Na gut, also lass mich bitte entweder nicht mehr zappeln oder beantworte einfach die Frage.

Ja, ich fühle mich wie 16. Wie sonst sollte ich mich auch fühlen? Als sei ich noch in der Gebärmutter?

Jemand fragte dich mal auf Twitter: „Auf einer Skala von 1 bis 10, wie sehr bist du davon gelangweilt, den Ausdruck ‚only 16‘ zu hören?“ Du hast die Frage zwar als Retweet weitergeleitet, aber nicht beantwortet. Also, wie sehr langweilt es dich?

(lacht) Ok, ich würde sagen, mindestens eine 7. Die Leute sind einfach so scheiß-überheblich und sprechen mit einem, als wäre man noch ein Kind und könnte keine eigenen Entscheidungen treffen.

Was für Musik hast du gehört, als du „Royals“ geschrieben hast?

Da hab ich viel HipHop gehört. Was mir dabei immer wieder auffiel, war, dass das, wovon die Songs handeln, so gar nichts mit mir oder meinen Freunden zu tun hat. Wir waren auf echt zwielichtigen Partys und mussten nach diesen abgedrehten Nächten nach Hause gehen. Und dabei haben wir uns gefragt: Warum spricht eigentlich niemand darüber?
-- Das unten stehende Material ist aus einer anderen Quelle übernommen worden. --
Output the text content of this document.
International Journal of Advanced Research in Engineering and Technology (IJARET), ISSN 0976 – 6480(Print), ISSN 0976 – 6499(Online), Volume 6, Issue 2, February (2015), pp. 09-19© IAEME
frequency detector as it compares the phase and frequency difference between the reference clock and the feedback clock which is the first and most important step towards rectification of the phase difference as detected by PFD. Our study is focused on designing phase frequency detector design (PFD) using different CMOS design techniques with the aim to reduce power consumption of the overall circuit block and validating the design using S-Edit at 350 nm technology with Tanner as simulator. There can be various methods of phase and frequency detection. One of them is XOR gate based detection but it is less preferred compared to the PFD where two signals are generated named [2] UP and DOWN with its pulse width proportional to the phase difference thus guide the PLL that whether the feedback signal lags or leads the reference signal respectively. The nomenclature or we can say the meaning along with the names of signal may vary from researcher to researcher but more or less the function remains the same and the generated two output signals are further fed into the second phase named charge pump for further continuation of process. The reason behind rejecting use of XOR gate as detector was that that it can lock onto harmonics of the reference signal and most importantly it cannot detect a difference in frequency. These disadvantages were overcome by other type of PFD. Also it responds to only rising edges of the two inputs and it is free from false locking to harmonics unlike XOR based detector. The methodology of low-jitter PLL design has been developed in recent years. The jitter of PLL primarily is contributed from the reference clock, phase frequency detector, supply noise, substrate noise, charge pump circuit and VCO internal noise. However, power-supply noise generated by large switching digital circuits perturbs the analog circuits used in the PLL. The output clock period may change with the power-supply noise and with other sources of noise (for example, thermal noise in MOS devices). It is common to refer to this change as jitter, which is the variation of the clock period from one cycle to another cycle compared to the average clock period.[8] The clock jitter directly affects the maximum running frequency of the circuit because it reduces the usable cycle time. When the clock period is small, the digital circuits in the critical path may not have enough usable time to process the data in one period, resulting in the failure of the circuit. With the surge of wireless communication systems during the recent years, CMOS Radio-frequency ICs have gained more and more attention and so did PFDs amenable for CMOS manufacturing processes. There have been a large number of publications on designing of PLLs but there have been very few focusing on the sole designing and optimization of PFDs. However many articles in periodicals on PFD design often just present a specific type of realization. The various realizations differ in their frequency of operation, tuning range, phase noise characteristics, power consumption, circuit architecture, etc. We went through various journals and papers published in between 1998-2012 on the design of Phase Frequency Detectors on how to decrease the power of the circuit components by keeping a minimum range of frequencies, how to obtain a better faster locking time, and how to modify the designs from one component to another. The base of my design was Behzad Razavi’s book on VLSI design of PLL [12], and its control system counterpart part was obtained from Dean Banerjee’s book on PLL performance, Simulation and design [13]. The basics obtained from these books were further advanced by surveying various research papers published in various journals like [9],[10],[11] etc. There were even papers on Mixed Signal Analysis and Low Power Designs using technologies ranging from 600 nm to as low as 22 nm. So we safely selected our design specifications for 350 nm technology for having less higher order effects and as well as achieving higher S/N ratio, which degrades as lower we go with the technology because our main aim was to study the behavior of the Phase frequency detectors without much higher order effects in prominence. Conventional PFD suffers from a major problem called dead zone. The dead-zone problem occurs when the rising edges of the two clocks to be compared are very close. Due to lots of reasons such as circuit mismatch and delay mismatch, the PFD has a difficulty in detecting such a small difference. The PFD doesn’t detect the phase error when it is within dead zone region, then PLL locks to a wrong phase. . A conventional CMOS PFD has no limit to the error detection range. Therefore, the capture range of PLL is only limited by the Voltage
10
In deinem neuen Song, „Team“, singst du: „Irgendwie bin ich echt aus dem Alter raus, in dem ich meine Hände in die Luft werfe.“ Hasst du HipHop inzwischen?
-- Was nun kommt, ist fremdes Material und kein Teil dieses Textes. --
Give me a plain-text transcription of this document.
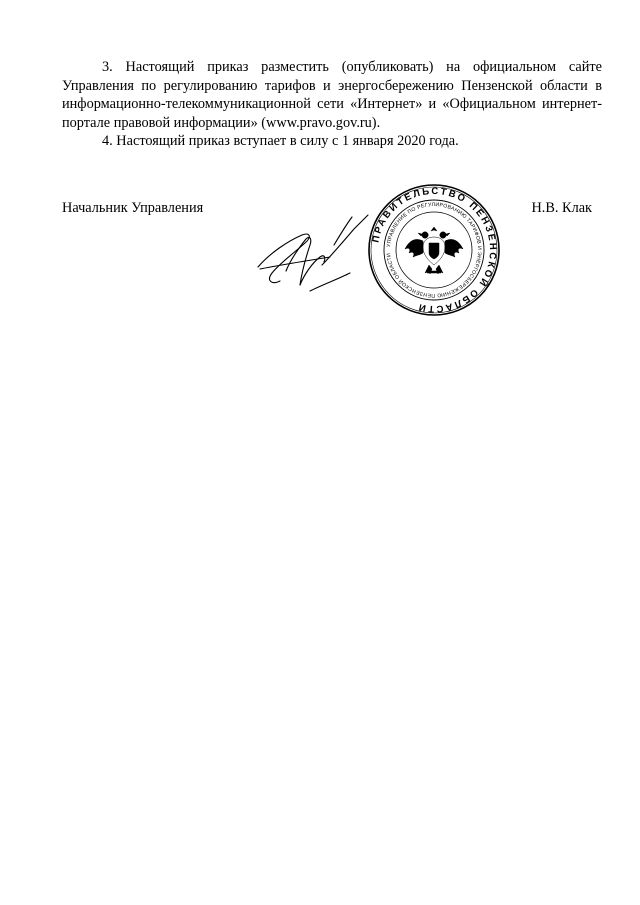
3. Настоящий приказ разместить (опубликовать) на официальном сайте Управления по регулированию тарифов и энергосбережению Пензенской области в информационно-телекоммуникационной сети «Интернет» и «Официальном интернет-портале правовой информации» (www.pravo.gov.ru).

4. Настоящий приказ вступает в силу с 1 января 2020 года.

Начальник Управления	Н.В. Клак
ПРАВИТЕЛЬСТВО ПЕНЗЕНСКОЙ ОБЛАСТИ
УПРАВЛЕНИЕ ПО РЕГУЛИРОВАНИЮ ТАРИФОВ И ЭНЕРГОСБЕРЕЖЕНИЮ ПЕНЗЕНСКОЙ ОБЛАСТИ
Ein Teil von mir ärgert sich über die extravagante Kultur des Hip-Hop, aber gleichzeitig ist es ja auch ein großer Spaß. Ich finde es zum Beispiel immer lustig, die Tweets von Kanye West zu lesen, der seine Follower manchmal Sachen fragt wie: „Weiß zufällig jemand, wo ich einen Perserteppich mit Putten drauf herbekomme?“ Als ob ihm das irgendeiner von denen sagen könnte!
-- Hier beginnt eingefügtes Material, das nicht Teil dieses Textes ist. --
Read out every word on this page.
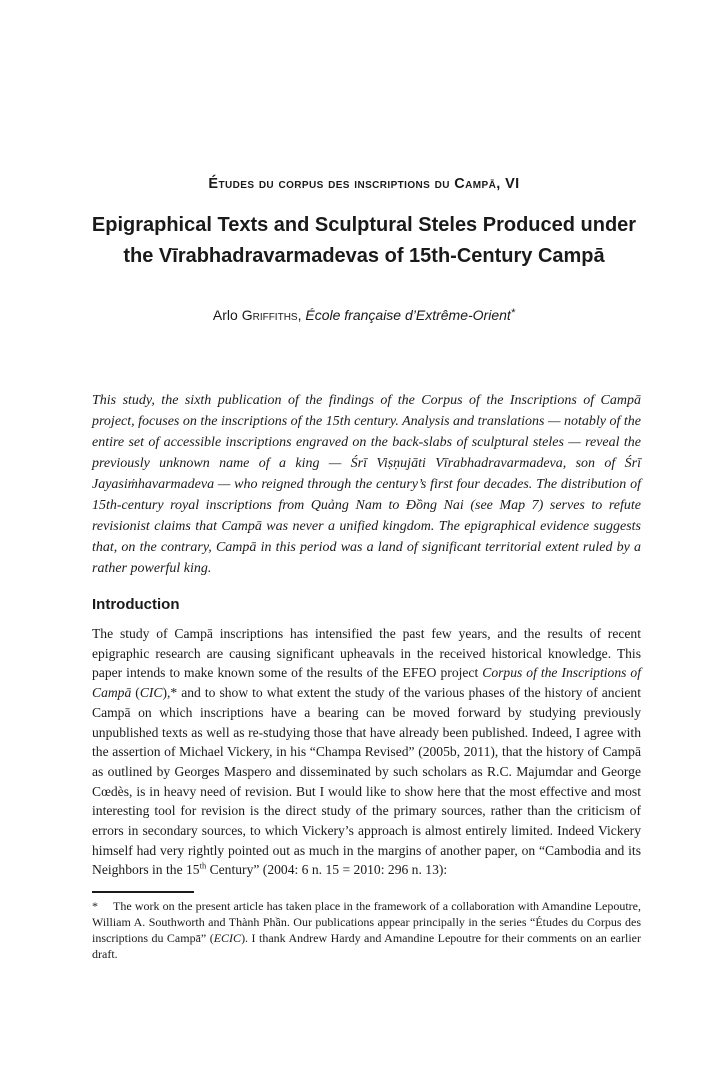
Études du corpus des inscriptions du Campā, VI
Epigraphical Texts and Sculptural Steles Produced under
the Vīrabhadravarmadevas of 15th-Century Campā
Arlo Griffiths, École française d’Extrême-Orient*

This study, the sixth publication of the findings of the Corpus of the Inscriptions of Campā project, focuses on the inscriptions of the 15th century. Analysis and translations — notably of the entire set of accessible inscriptions engraved on the back-slabs of sculptural steles — reveal the previously unknown name of a king — Śrī Viṣṇujāti Vīrabhadravarmadeva, son of Śrī Jayasiṁhavarmadeva — who reigned through the century’s first four decades. The distribution of 15th-century royal inscriptions from Quảng Nam to Đồng Nai (see Map 7) serves to refute revisionist claims that Campā was never a unified kingdom. The epigraphical evidence suggests that, on the contrary, Campā in this period was a land of significant territorial extent ruled by a rather powerful king.

Introduction

The study of Campā inscriptions has intensified the past few years, and the results of recent epigraphic research are causing significant upheavals in the received historical knowledge. This paper intends to make known some of the results of the EFEO project Corpus of the Inscriptions of Campā (CIC),* and to show to what extent the study of the various phases of the history of ancient Campā on which inscriptions have a bearing can be moved forward by studying previously unpublished texts as well as re-studying those that have already been published. Indeed, I agree with the assertion of Michael Vickery, in his “Champa Revised” (2005b, 2011), that the history of Campā as outlined by Georges Maspero and disseminated by such scholars as R.C. Majumdar and George Cœdès, is in heavy need of revision. But I would like to show here that the most effective and most interesting tool for revision is the direct study of the primary sources, rather than the criticism of errors in secondary sources, to which Vickery’s approach is almost entirely limited. Indeed Vickery himself had very rightly pointed out as much in the margins of another paper, on “Cambodia and its Neighbors in the 15th Century” (2004: 6 n. 15 = 2010: 296 n. 13):

* The work on the present article has taken place in the framework of a collaboration with Amandine Lepoutre, William A. Southworth and Thành Phần. Our publications appear principally in the series “Études du Corpus des inscriptions du Campā” (ECIC). I thank Andrew Hardy and Amandine Lepoutre for their comments on an earlier draft.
Deine Tweets lesen sich aber auch immer sehr lustig. Vor ein paar Tagen hast du geschrieben: „Oh nein, Akne, tu mir das jetzt nicht an.“ Was war da los?

Na ja, da hatte die Akne mich eben einmal wieder voll erwischt. Ich meine, ich war gerade auf dem Weg nach New York, um diese Fotoshootings zu machen und ich ich war eben nicht dafür bereit.

Du bist ja eigentlich noch in der Highschool. Wollen deine Eltern, dass du wieder zum Unterricht gehst?

Das wollen die sogar unbedingt. Das ist ihnen sehr wichtig. Aber seit ich das mit der Musik als Vollzeitjob mache, kann ich das erste Mal seit langer Zeit wieder gut schlafen, weil mein Gehirn richtig abschaltet. Das kommt daher, dass ich nachts echt müde bin. Das war ich sonst nie. Seitdem du deinen großen Hit hattest, wollen viele namhafte Produzenten mit dir zusammenarbeiten. Reizt dich das?

Das Coolste an meinem Hit ist für mich, dass Leute, deren Wikipedia-Seite ich mehr oder weniger auswendig kenne, plötzlich mit mir frühstücken wollen.

Wer zum Beispiel?

Hm, ich weiß nicht, ob ich das sagen darf, vielleicht wollen die das ja nicht. Leute regen sich überhaupt gerade sehr viel über mich auf. Ich quassle gerade ziemlich viel Zeug.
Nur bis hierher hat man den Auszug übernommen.